Selene Pera relata la experiencia misionera en la República Democrática del Congo

Al leer el pasaje de la homilía del Papa Francisco en la Misa con motivo de la Cuarta Jornada Mundial de los Pobres el 16 de noviembre de 2020, me llamaron la atención estas palabras que siguen viniendo a mi mente:

"Los pobres están en el centro del Evangelio; El Evangelio no se puede entender sin los pobres. Los pobres están en la personalidad misma de Jesús, que siendo rico se aniquiló, se hizo pobre, se hizo pecado, la más fea pobreza. Los pobres nos garantizan una renta eterna y ya nos permiten enriquecernos en el amor. Porque la mayor pobreza a combatir es nuestra pobreza de amor.".

Para mí, hacer apostolado entre los pobres creo que fue la mayor riqueza que me pudo dar esta experiencia en el Congo. La República Democrática del Congo tiene más de 90 millones de habitantes, alrededor del 70 por ciento de la población vive por debajo del umbral de pobreza y, de ellos, más del 50 por ciento vive en la pobreza absoluta. Basta un corto paseo de unos minutos para encontrarse con alguien que pide caridad.

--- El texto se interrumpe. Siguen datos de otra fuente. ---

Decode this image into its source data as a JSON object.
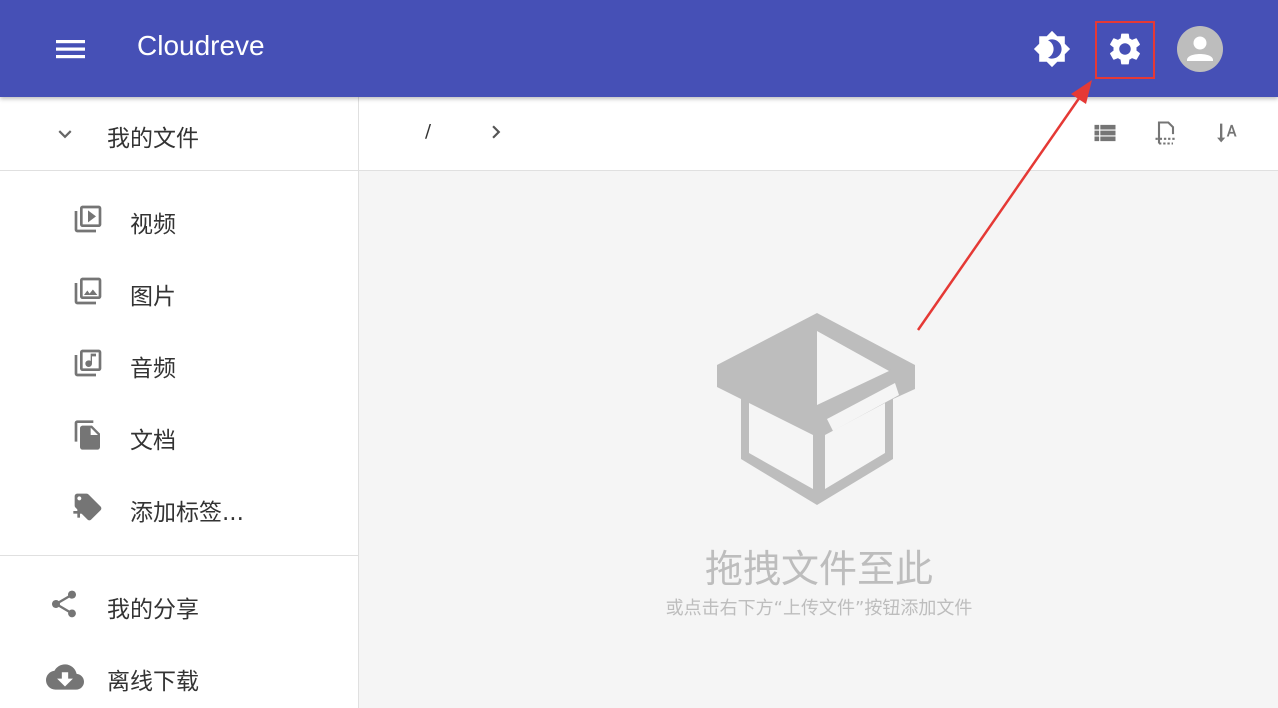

Si uno se traslada a los suburbios dominados por barrios marginales o a pueblos poblados de casas de barro y hojalata, la situación es dramática. La gente vive en grandes cantidades en espacios muy pequeños, a menudo compartidos con mascotas. No hay luz, ni agua potable, ni saneamiento. El agua que abunda esta temporada es agua de lluvia, y muchas veces las fuertes tormentas que caracterizan este clima son desastrosas para quienes viven en viviendas improvisadas. Muchos, demasiados niños deambulan por las calles intentando sobrevivir vendiendo unas cuantas caladas, recogiendo trozos de hierro enterrados por el polvo o, desgraciadamente, cometiendo robos y uniéndose a bandas de delincuentes. Esto, como se puede imaginar, conduce a una severa degradación en la vida de los jóvenes que alternan tiempos dentro y fuera de prisión.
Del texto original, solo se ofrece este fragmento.